Lane Cake is a white layer cake. The only step that is a little unusual in the cannon of cake baking is the baker incorporates 8 beaten egg whites into the batter. Prior to adding the egg whites, the batter has the consistency of, say, ... the red clay of the Texas Hill Country. It adheres to the beaters and climbs up the stem of the beaters until the mixer makes a tired, groaning noise that makes the cook fear for its life. The life of the mixer, not the life of the cook, that is.
Since I couldn't figure out how this unbatterlike batter would be transformed into a cake, I poured 1/4 cup of milk into the bowl, scraped the stuff off the beaters and tried again. The result was more like batter. Then, I remembered the egg whites.
One small piece of advice. If you are separating more than two or three eggs, I advise the three bowl method. One large bowl for all the egg whites, and two small bowls, one for the yolks, and one for the white of the egg you are currently separating. Assuming there is no egg yolk in the white, you dump that into the big bowl and move on. If there is egg yolk in one white, you can chuck it, and not have wasted 3 or 5 or 7 perfectly good egg whites.
The addition of the eight beaten egg whites resulted in a soft, shiny batter that poured easily into the pans.
It came out 25 minutes later, tasty looking a golden brown. I removed the cake from the cake pans a few minutes later and put the cakes on wire racks to cool.
While the layers were cooling, Bob and I took all the old florescent mercury containing light bulbs that had been secreted all over the kitchen and basement and the old TV and drove up to Northeast DC to recycle them. A triumph for the environment, as well as for cake.

Lane Cake

1 cup butter
2 cups sugar
1 teaspoon vanilla
3 1/4 cups flour
3 1/2 teaspoons baking powder
1/4 teaspoon salt
1 cup milk
8 egg whites, beaten until stiff but not dry.

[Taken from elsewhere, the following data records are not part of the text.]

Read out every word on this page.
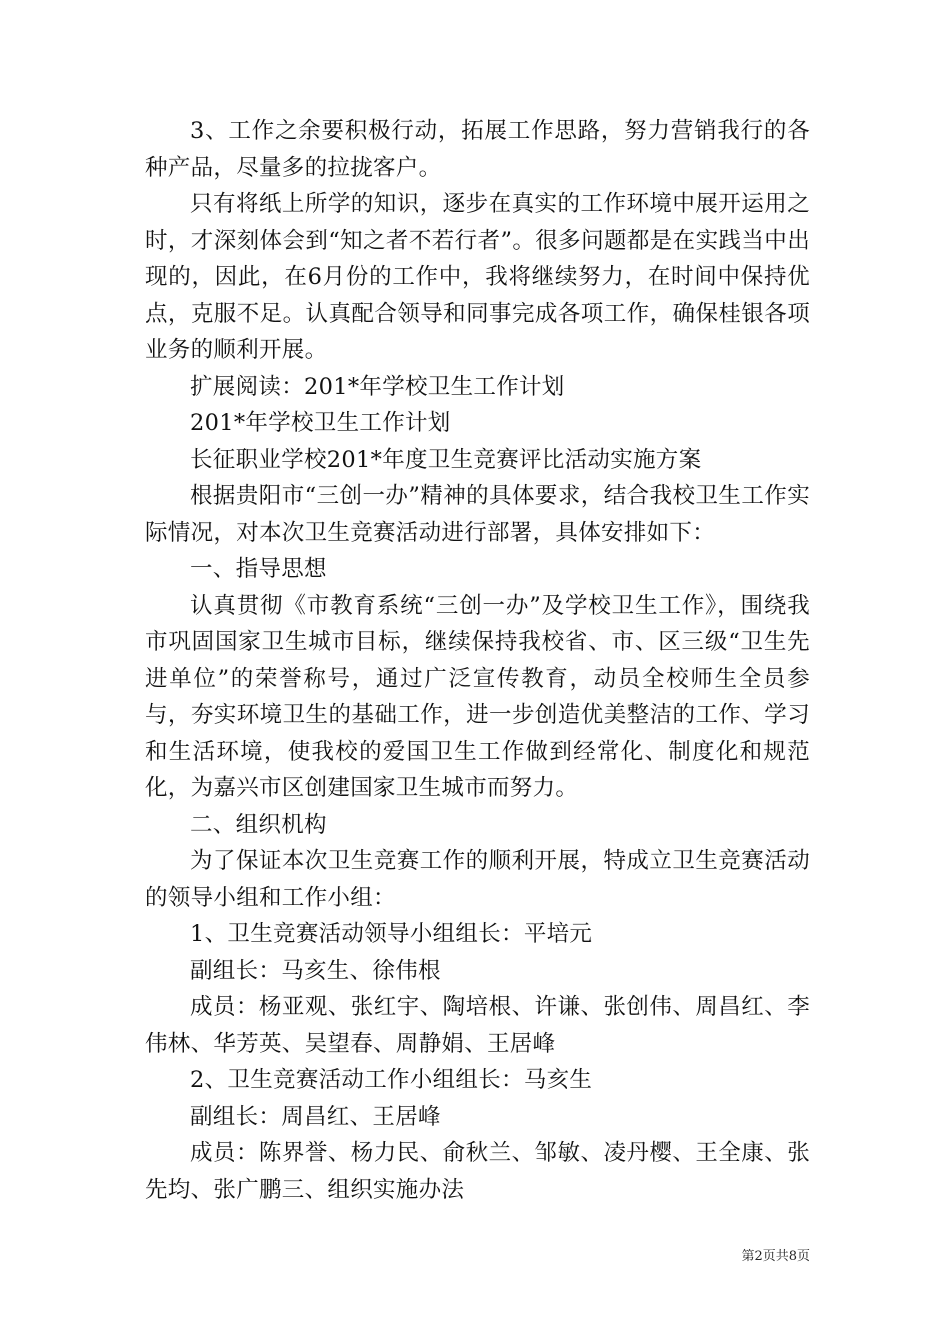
3、工作之余要积极行动，拓展工作思路，努力营销我行的各种产品，尽量多的拉拢客户。

只有将纸上所学的知识，逐步在真实的工作环境中展开运用之时，才深刻体会到“知之者不若行者”。很多问题都是在实践当中出现的，因此，在6月份的工作中，我将继续努力，在时间中保持优点，克服不足。认真配合领导和同事完成各项工作，确保桂银各项业务的顺利开展。

扩展阅读：201*年学校卫生工作计划

201*年学校卫生工作计划

长征职业学校201*年度卫生竞赛评比活动实施方案

根据贵阳市“三创一办”精神的具体要求，结合我校卫生工作实际情况，对本次卫生竞赛活动进行部署，具体安排如下：

一、指导思想

认真贯彻《市教育系统“三创一办”及学校卫生工作》，围绕我市巩固国家卫生城市目标，继续保持我校省、市、区三级“卫生先进单位”的荣誉称号，通过广泛宣传教育，动员全校师生全员参与，夯实环境卫生的基础工作，进一步创造优美整洁的工作、学习和生活环境，使我校的爱国卫生工作做到经常化、制度化和规范化，为嘉兴市区创建国家卫生城市而努力。

二、组织机构

为了保证本次卫生竞赛工作的顺利开展，特成立卫生竞赛活动的领导小组和工作小组：

1、卫生竞赛活动领导小组组长：平培元

副组长：马亥生、徐伟根

成员：杨亚观、张红宇、陶培根、许谦、张创伟、周昌红、李伟林、华芳英、吴望春、周静娟、王居峰

2、卫生竞赛活动工作小组组长：马亥生

副组长：周昌红、王居峰

成员：陈界誉、杨力民、俞秋兰、邹敏、凌丹樱、王全康、张先均、张广鹏三、组织实施办法

第2页共8页
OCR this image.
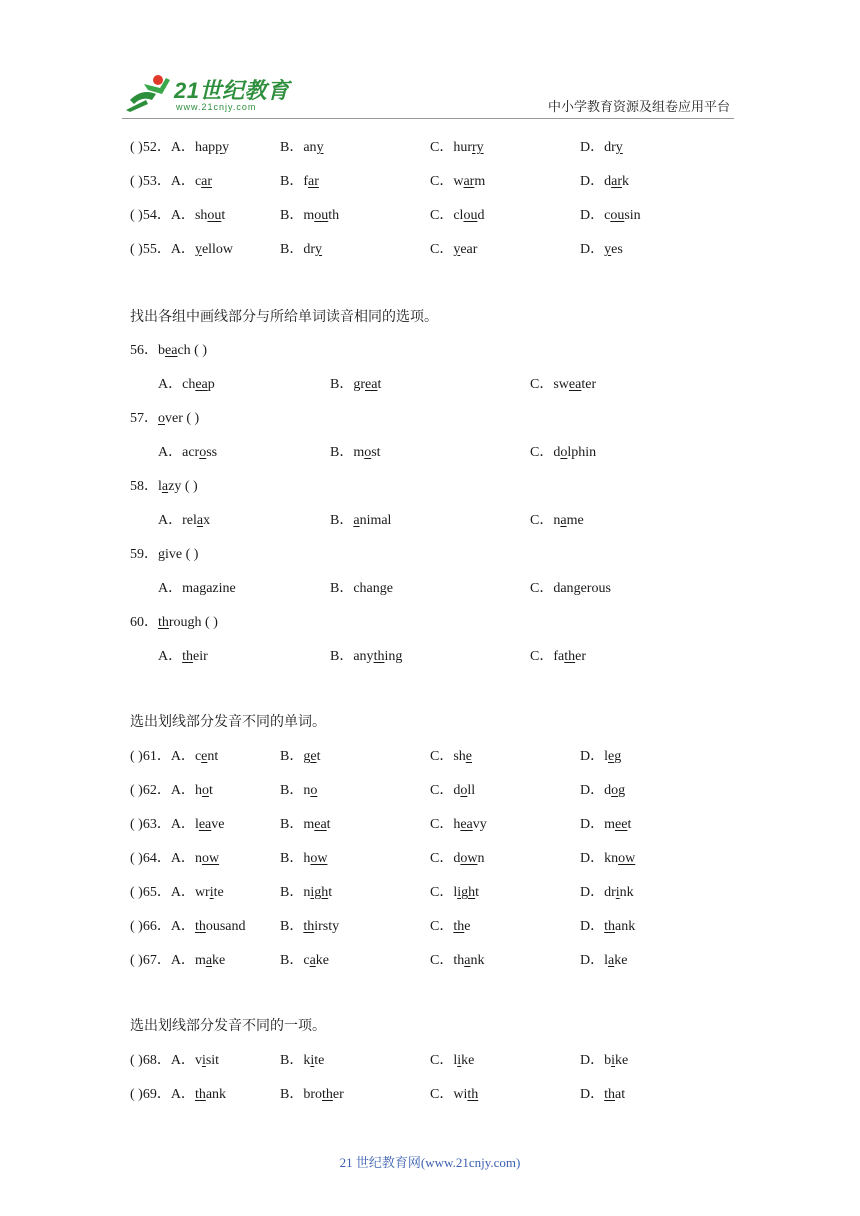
21世纪教育
www.21cnjy.com	中小学教育资源及组卷应用平台
( )52．A．happy	B．any	C．hurry	D．dry
( )53．A．car	B．far	C．warm	D．dark
( )54．A．shout	B．mouth	C．cloud	D．cousin
( )55．A．yellow	B．dry	C．year	D．yes
找出各组中画线部分与所给单词读音相同的选项。
56．beach ( )
A．cheap	B．great	C．sweater
57．over ( )
A．across	B．most	C．dolphin
58．lazy ( )
A．relax	B．animal	C．name
59．give ( )
A．magazine	B．change	C．dangerous
60．through ( )
A．their	B．anything	C．father
选出划线部分发音不同的单词。
( )61．A．cent	B．get	C．she	D．leg
( )62．A．hot	B．no	C．doll	D．dog
( )63．A．leave	B．meat	C．heavy	D．meet
( )64．A．now	B．how	C．down	D．know
( )65．A．write	B．night	C．light	D．drink
( )66．A．thousand B．thirsty	C．the	D．thank
( )67．A．make	B．cake	C．thank	D．lake
选出划线部分发音不同的一项。
( )68．A．visit	B．kite	C．like	D．bike
( )69．A．thank	B．brother	C．with	D．that
21 世纪教育网(www.21cnjy.com)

1. Preheat the oven to 375 degrees.
2. Grease and flour three nine-inch layer pans.
3. Beat the butter and sugar together until very light and creamy. Beat in the vanilla. Sift together the flour, baking powder and salt twice.
4. Stir the flour mixture alternately with the milk into the batter. Stir in one-quarter of the egg whites. Fold in remaining egg whites until just mixed. Spoon into the prepared pans and bake twenty to twenty-five minutes. Cool in the pans for ten minutes , then turn out onto racks for further cooking.